Intel, another major employer in Ireland and the world's biggest computer chipmaker, is San Diego-based Gateway's sole supplier of microprocessors, and many analysts issued notes to clients yesterday in which they all but guaranteed an announcement soon by Gateway that it would start buying chips from Intel rival Advanced Micro Devices.
In New York Stock Exchange trading, Gateway shares were down $2 (€1.94) to $60.25 after touching a low of $58.50. Investors hammered the stock in after-hours trading on Wednesday.
"Supply of key processors and motherboards was severely constrained, spotty and unreliable, particularly in our consumer sweetspot in the $999 to $1,299 (PC) price range," Mr John Todd, Gateway chief financial officer, said in a statement.
"We're in the process of fixing that issue now and will have news on that front in the very near future."
Intel's Pentium III microprocessors, running at 450 megahertz, are the chips that Gateway uses in PCs sold in the "sweetspot range" of the consumer market.
Gateway, in its sales and earnings warning, also cited a Y2K-related slowing in its government, education and big business accounts, which make up about 27 per cent of total company sales, Salomon Smith Barney analyst Mr Richard Gardner said in a note to clients.
"We see it as a one-time thing, as an industry or environment issue rather than a Gateway issue," Mr Todd said in an interview on Wednesday.

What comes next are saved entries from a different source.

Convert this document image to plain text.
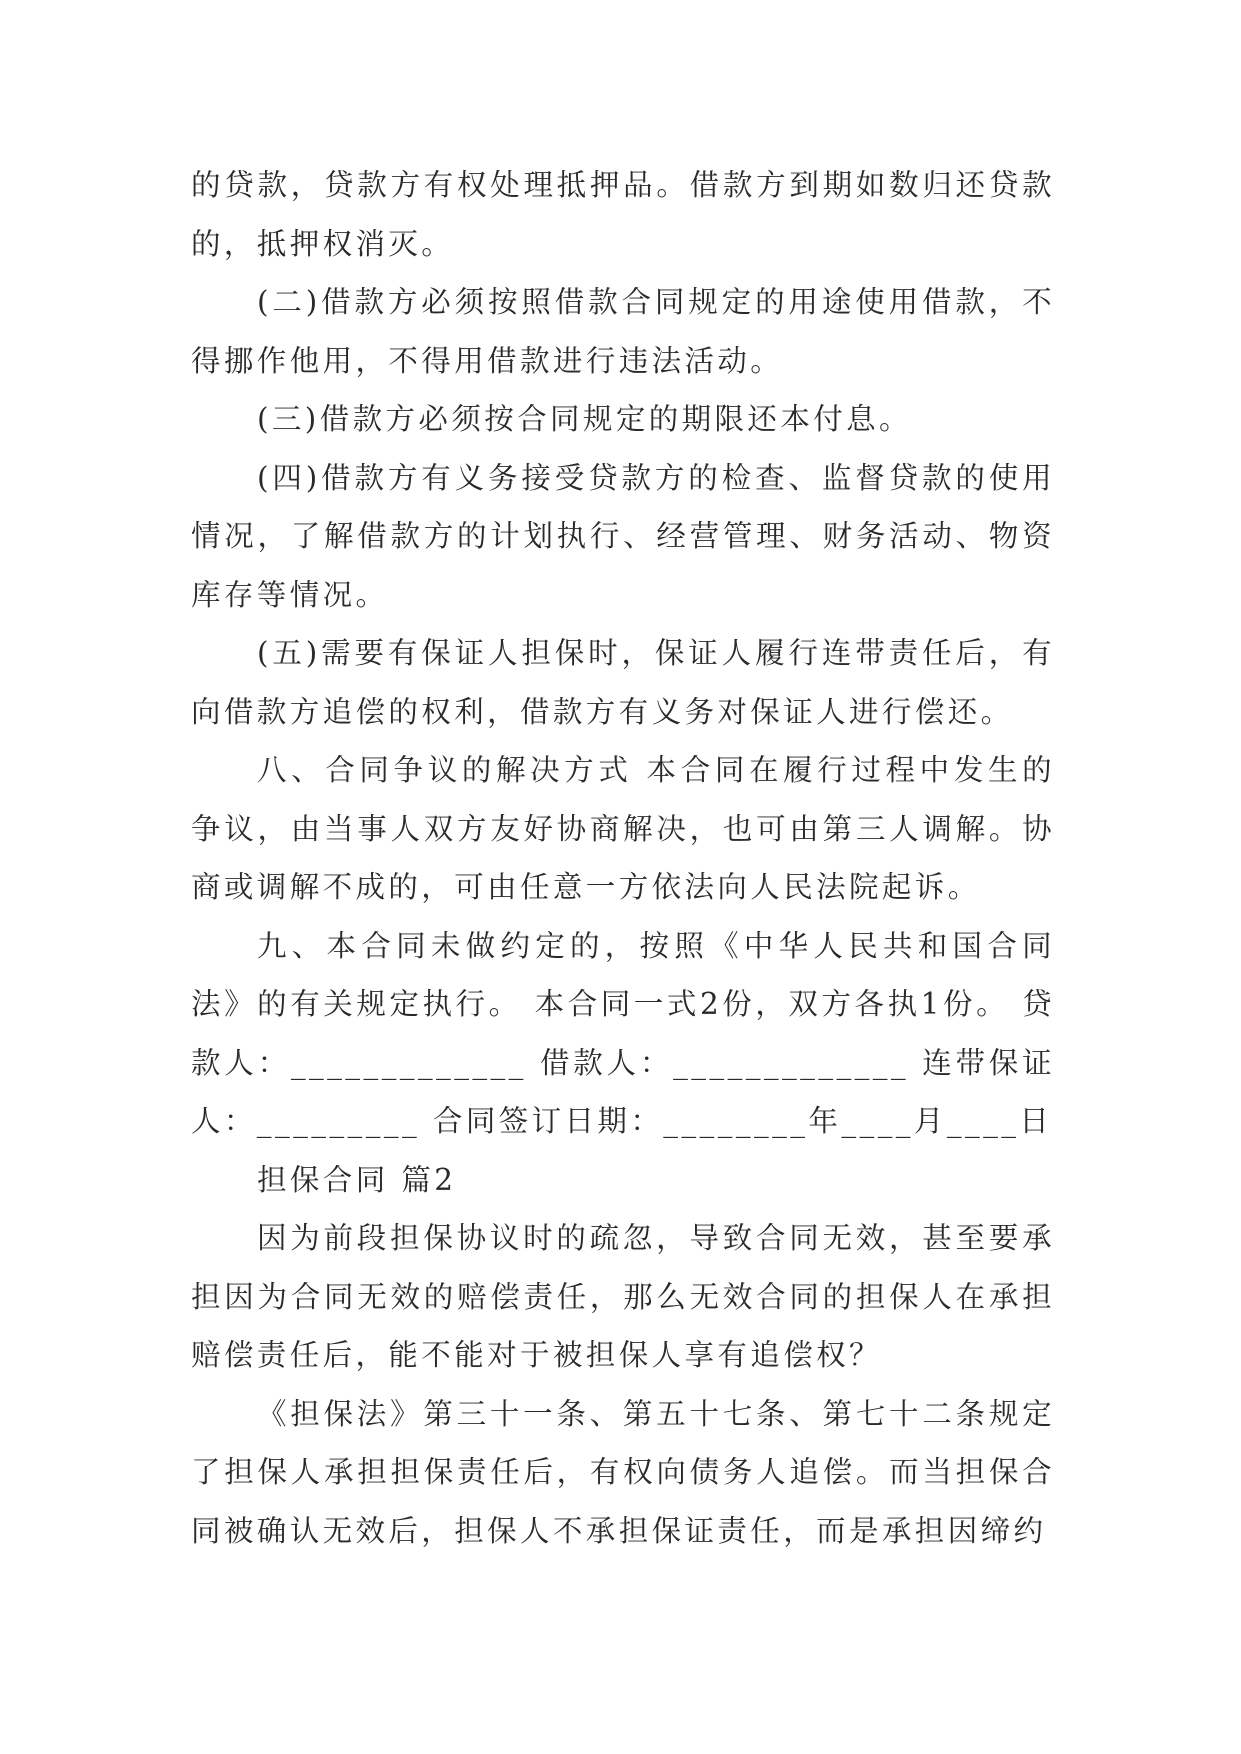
的贷款，贷款方有权处理抵押品。借款方到期如数归还贷款的，抵押权消灭。

(二)借款方必须按照借款合同规定的用途使用借款，不得挪作他用，不得用借款进行违法活动。

(三)借款方必须按合同规定的期限还本付息。

(四)借款方有义务接受贷款方的检查、监督贷款的使用情况，了解借款方的计划执行、经营管理、财务活动、物资库存等情况。

(五)需要有保证人担保时，保证人履行连带责任后，有向借款方追偿的权利，借款方有义务对保证人进行偿还。

八、合同争议的解决方式 本合同在履行过程中发生的争议，由当事人双方友好协商解决，也可由第三人调解。协商或调解不成的，可由任意一方依法向人民法院起诉。

九、本合同未做约定的，按照《中华人民共和国合同法》的有关规定执行。 本合同一式2份，双方各执1份。 贷款人：_____________ 借款人：_____________ 连带保证人：_________ 合同签订日期：________年____月____日

担保合同 篇2

因为前段担保协议时的疏忽，导致合同无效，甚至要承担因为合同无效的赔偿责任，那么无效合同的担保人在承担赔偿责任后，能不能对于被担保人享有追偿权？

《担保法》第三十一条、第五十七条、第七十二条规定了担保人承担担保责任后，有权向债务人追偿。而当担保合同被确认无效后，担保人不承担保证责任，而是承担因缔约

Gateway said it expected to report revenues of about $2.45 billion for the fourth quarter, a 6 per cent increase over the same period a year earlier.
It expects fourth-quarter earnings per share of about 37 cents, after adjusting for a previously announced charge related to its alliance with America Online. Gateway said this figure was seven cents below analysts' current consensus estimate.
Gateway said it remained comfortable with analysts' forecasts that it would earn 41 cents per share for the 2000 first quarter and $1.83 per share for the full year 2000.